Todavia ainda para o que teve a fortuna de obter um editor, o bom livro é no Brasil e por muito tempo será para seu autor, um desastre financeiro. O cabedal de inteligência e trabalho que nele se emprega, daria, em qualquer outra aplicação, lucro cêntuplo.

Mas muita gente acredita que eu me estou cevando em ouro, produto de minhas obras. E, ninguém ousaria acreditá-lo, imputaram-me isso a crime, alguma cousa como sórdida cobiça.

Que país é este onde forja-se uma falsidade, e para quê? Para tornar odiosa e desprezível a riqueza honestamente ganha pelo mais nobre trabalho, o da inteligência!”

(ALENCAR, José de. Como e por que sou romancista)

O homem sempre escreveu, pintou, cantou, compôs, porque todos sabemos serem manifestações do espírito, acontecimentos inerentes à natureza humana. Essas manifestações acabam por tocar outras pessoas de tal forma que surge o desejo de repetir essas experiências para que se sinta novamente uma espécie de “prazer”. A partir do momento em que a possibilidade de reprodução da arte tornou-se realidade – transformando a tradição oral em objetos-livro, por exemplo –, esses objetos transformaram-se em um produto como batatas ou utensílios em geral. Dessa forma, passou-se a comercializar a manifestação da alma.

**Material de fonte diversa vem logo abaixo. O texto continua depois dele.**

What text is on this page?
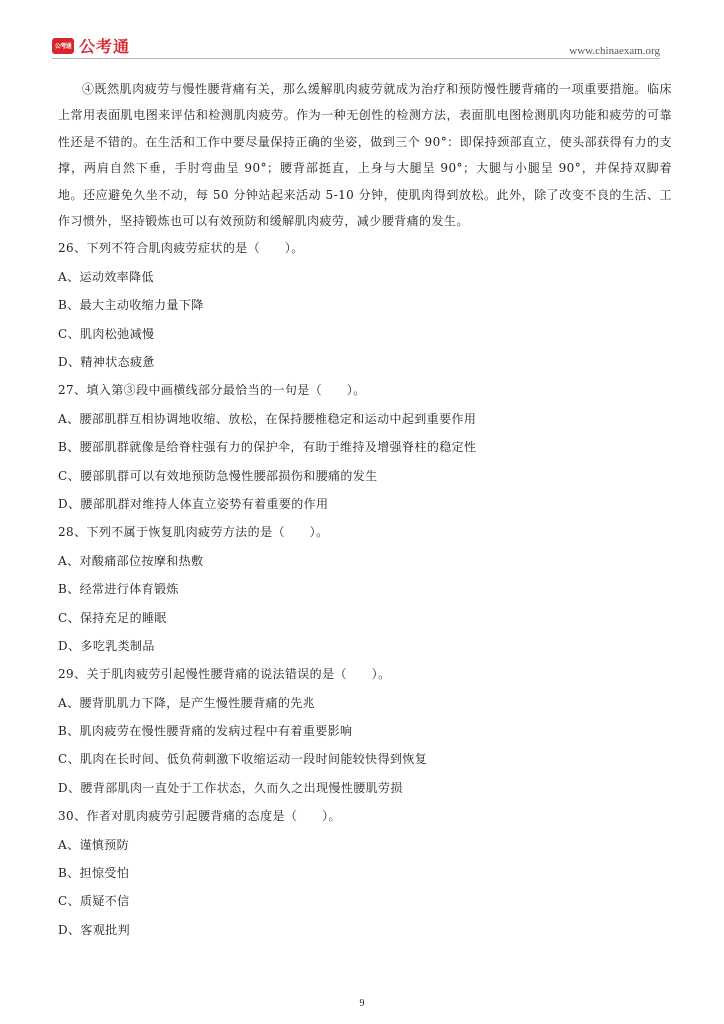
公考通 公考通	www.chinaexam.org

④既然肌肉疲劳与慢性腰背痛有关，那么缓解肌肉疲劳就成为治疗和预防慢性腰背痛的一项重要措施。临床上常用表面肌电图来评估和检测肌肉疲劳。作为一种无创性的检测方法，表面肌电图检测肌肉功能和疲劳的可靠性还是不错的。在生活和工作中要尽量保持正确的坐姿，做到三个 90°：即保持颈部直立，使头部获得有力的支撑，两肩自然下垂，手肘弯曲呈 90°；腰背部挺直，上身与大腿呈 90°；大腿与小腿呈 90°，并保持双脚着地。还应避免久坐不动，每 50 分钟站起来活动 5-10 分钟，使肌肉得到放松。此外，除了改变不良的生活、工作习惯外，坚持锻炼也可以有效预防和缓解肌肉疲劳，减少腰背痛的发生。

26、下列不符合肌肉疲劳症状的是（　　）。
A、运动效率降低
B、最大主动收缩力量下降
C、肌肉松弛减慢
D、精神状态疲惫
27、填入第③段中画横线部分最恰当的一句是（　　）。
A、腰部肌群互相协调地收缩、放松，在保持腰椎稳定和运动中起到重要作用
B、腰部肌群就像是给脊柱强有力的保护伞，有助于维持及增强脊柱的稳定性
C、腰部肌群可以有效地预防急慢性腰部损伤和腰痛的发生
D、腰部肌群对维持人体直立姿势有着重要的作用
28、下列不属于恢复肌肉疲劳方法的是（　　）。
A、对酸痛部位按摩和热敷
B、经常进行体育锻炼
C、保持充足的睡眠
D、多吃乳类制品
29、关于肌肉疲劳引起慢性腰背痛的说法错误的是（　　）。
A、腰背肌肌力下降，是产生慢性腰背痛的先兆
B、肌肉疲劳在慢性腰背痛的发病过程中有着重要影响
C、肌肉在长时间、低负荷刺激下收缩运动一段时间能较快得到恢复
D、腰背部肌肉一直处于工作状态，久而久之出现慢性腰肌劳损
30、作者对肌肉疲劳引起腰背痛的态度是（　　）。
A、谨慎预防
B、担惊受怕
C、质疑不信
D、客观批判
9
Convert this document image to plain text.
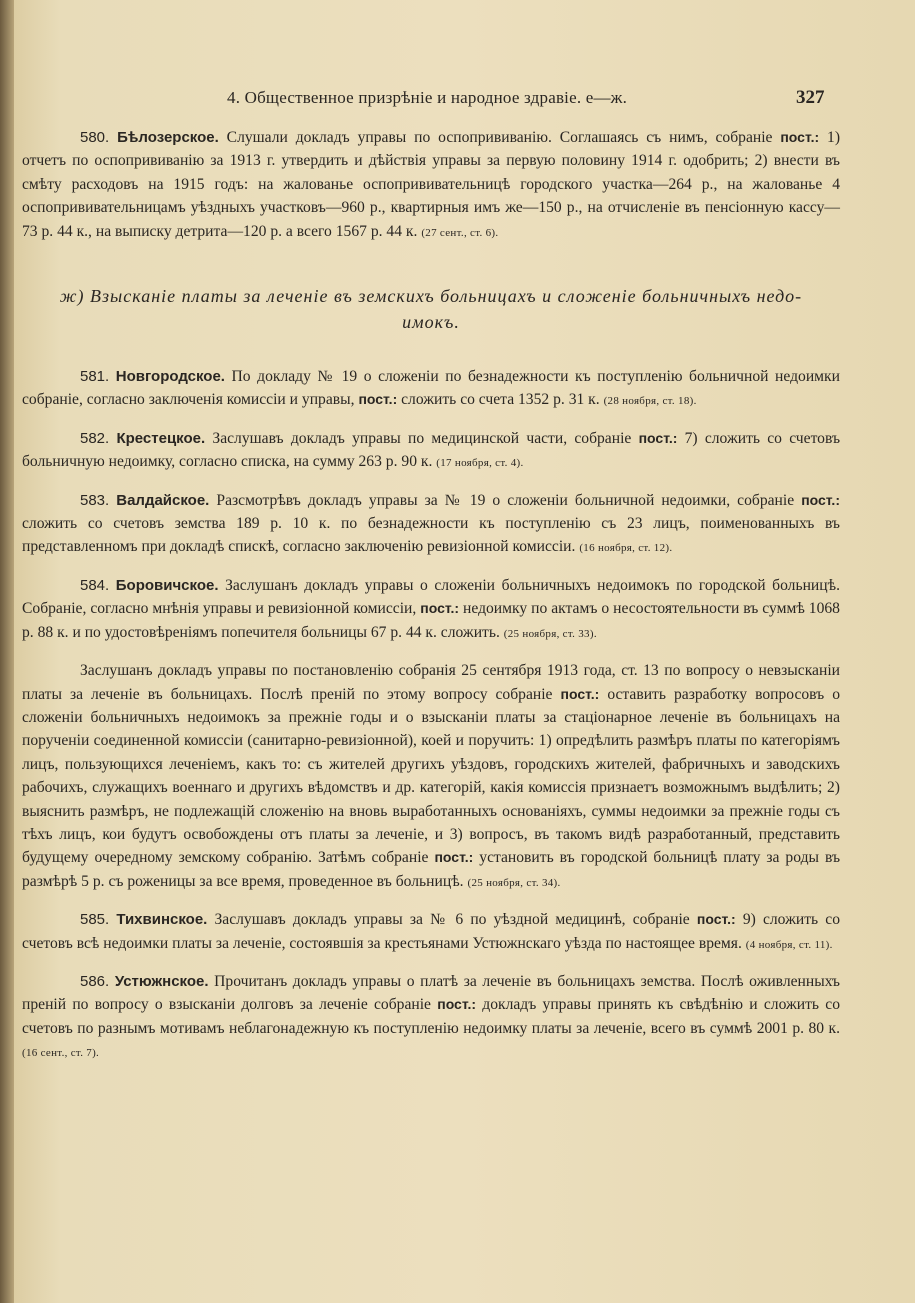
4. Общественное призрѣніе и народное здравіе. е—ж.	327

580. Бѣлозерское. Слушали докладъ управы по оспопрививанію. Соглашаясь съ нимъ, собраніе пост.: 1) отчетъ по оспопрививанію за 1913 г. утвердить и дѣйствія управы за первую половину 1914 г. одобрить; 2) внести въ смѣту расходовъ на 1915 годъ: на жалованье оспопрививательницѣ городского участка—264 р., на жалованье 4 оспопрививательницамъ уѣздныхъ участковъ—960 р., квартирныя имъ же—150 р., на отчисленіе въ пенсіонную кассу—73 р. 44 к., на выписку детрита—120 р. а всего 1567 р. 44 к. (27 сент., ст. 6).

ж) Взысканіе платы за леченіе въ земскихъ больницахъ и сложеніе больничныхъ недо-
имокъ.

581. Новгородское. По докладу № 19 о сложеніи по безнадежности къ поступленію больничной недоимки собраніе, согласно заключенія комиссіи и управы, пост.: сложить со счета 1352 р. 31 к. (28 ноября, ст. 18).

582. Крестецкое. Заслушавъ докладъ управы по медицинской части, собраніе пост.: 7) сложить со счетовъ больничную недоимку, согласно списка, на сумму 263 р. 90 к. (17 ноября, ст. 4).

583. Валдайское. Разсмотрѣвъ докладъ управы за № 19 о сложеніи больничной недоимки, собраніе пост.: сложить со счетовъ земства 189 р. 10 к. по безнадежности къ поступленію съ 23 лицъ, поименованныхъ въ представленномъ при докладѣ спискѣ, согласно заключенію ревизіонной комиссіи. (16 ноября, ст. 12).

584. Боровичское. Заслушанъ докладъ управы о сложеніи больничныхъ недоимокъ по городской больницѣ. Собраніе, согласно мнѣнія управы и ревизіонной комиссіи, пост.: недоимку по актамъ о несостоятельности въ суммѣ 1068 р. 88 к. и по удостовѣреніямъ попечителя больницы 67 р. 44 к. сложить. (25 ноября, ст. 33).

Заслушанъ докладъ управы по постановленію собранія 25 сентября 1913 года, ст. 13 по вопросу о невзысканіи платы за леченіе въ больницахъ. Послѣ преній по этому вопросу собраніе пост.: оставить разработку вопросовъ о сложеніи больничныхъ недоимокъ за прежніе годы и о взысканіи платы за стаціонарное леченіе въ больницахъ на порученіи соединенной комиссіи (санитарно-ревизіонной), коей и поручить: 1) опредѣлить размѣръ платы по категоріямъ лицъ, пользующихся леченіемъ, какъ то: съ жителей другихъ уѣздовъ, городскихъ жителей, фабричныхъ и заводскихъ рабочихъ, служащихъ военнаго и другихъ вѣдомствъ и др. категорій, какія комиссія признаетъ возможнымъ выдѣлить; 2) выяснить размѣръ, не подлежащій сложенію на вновь выработанныхъ основаніяхъ, суммы недоимки за прежніе годы съ тѣхъ лицъ, кои будутъ освобождены отъ платы за леченіе, и 3) вопросъ, въ такомъ видѣ разработанный, представить будущему очередному земскому собранію. Затѣмъ собраніе пост.: установить въ городской больницѣ плату за роды въ размѣрѣ 5 р. съ роженицы за все время, проведенное въ больницѣ. (25 ноября, ст. 34).

585. Тихвинское. Заслушавъ докладъ управы за № 6 по уѣздной медицинѣ, собраніе пост.: 9) сложить со счетовъ всѣ недоимки платы за леченіе, состоявшія за крестьянами Устюжнскаго уѣзда по настоящее время. (4 ноября, ст. 11).

586. Устюжнское. Прочитанъ докладъ управы о платѣ за леченіе въ больницахъ земства. Послѣ оживленныхъ преній по вопросу о взысканіи долговъ за леченіе собраніе пост.: докладъ управы принять къ свѣдѣнію и сложить со счетовъ по разнымъ мотивамъ неблагонадежную къ поступленію недоимку платы за леченіе, всего въ суммѣ 2001 р. 80 к. (16 сент., ст. 7).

Os artistas vislumbraram, então, a possibilidade de que sua produção pudesse servir como meio de sobrevivência. Os produtores de arte multiplicaram-se e, hoje, há muita dificuldade em definir o que é realmente arte, em seu sentido ancestral de manifestação da alma humana. Isso porque quem vendia mais era o melhor artista, pela lógica (do mercado). A produção cultural perseguiu o público comprador, e as arestas da criação foram aparadas para agradar a quem poderia dar o sustento.

E hoje, o que se quer?

Os escritores reclamam reconhecimento e acham injusto que um Paulo Coelho, por exemplo, receba milhões de moedas de todos os lados, graças a suas “historinhas ridículas”, enquanto o Escritor que se derrama sobre o papel manchando-o, com lágrimas ou com a merda de sua alma mesquinha, fique a mendigar a editoras pouco conhecidas um pingo de reconhecimento pelo sangue derramado.

O mercado é quem dá as cartas. E me parece que não queremos enxergar. Ou acreditamos que um dia o Estado vai nos financiar porque temos um projeto interessantíssimo e que valerá a pena o investimento. Para que se investe em arte senão para ganhar algo? E quem ganha com um livro pelo qual ninguém se interessa ou por um filme que ninguém quer ver?

“É preciso dar chance aos novos”, dizem os entendidos do assunto. Para quê? Eu pergunto. “O escritor vai ser lido e pode ter a chance de ganhar uma publicação de uma Grande Editora!” Claro: as editoras estão aí ávidas pelo aparecimento de novos Paulos Coelhos que rendem muito. Lêem o seu livro e pensam: “isso pode entrar no mercado? Se a gente fizer uma capa bonita e uma boa propaganda dá até pra enganar o leitor” – que, por sua vez, ficará revoltadíssimo por acreditar ter adquirido auto-ajuda e ter levado, na realidade, um livro repleto de profundas reflexões das quais ele foge porque não tem o mínimo interesse em pensar.

“Mas e o público que pensa? Não existe?” Existe, é claro. Mas é diferente. Quem vai ao cinema assistir a “Missão impossível”, por exemplo, é o mesmo que vai querer o celular de última geração, que vai se apaixonar pelo carro que faz de zero a cem em um segundo, que vai querer o Ipod e o que não pode. Mas quem vai assistir ao “Cheiro do ralo”, por exemplo, é o mesmo para quem se pode vender o quê? Bom-Ar?!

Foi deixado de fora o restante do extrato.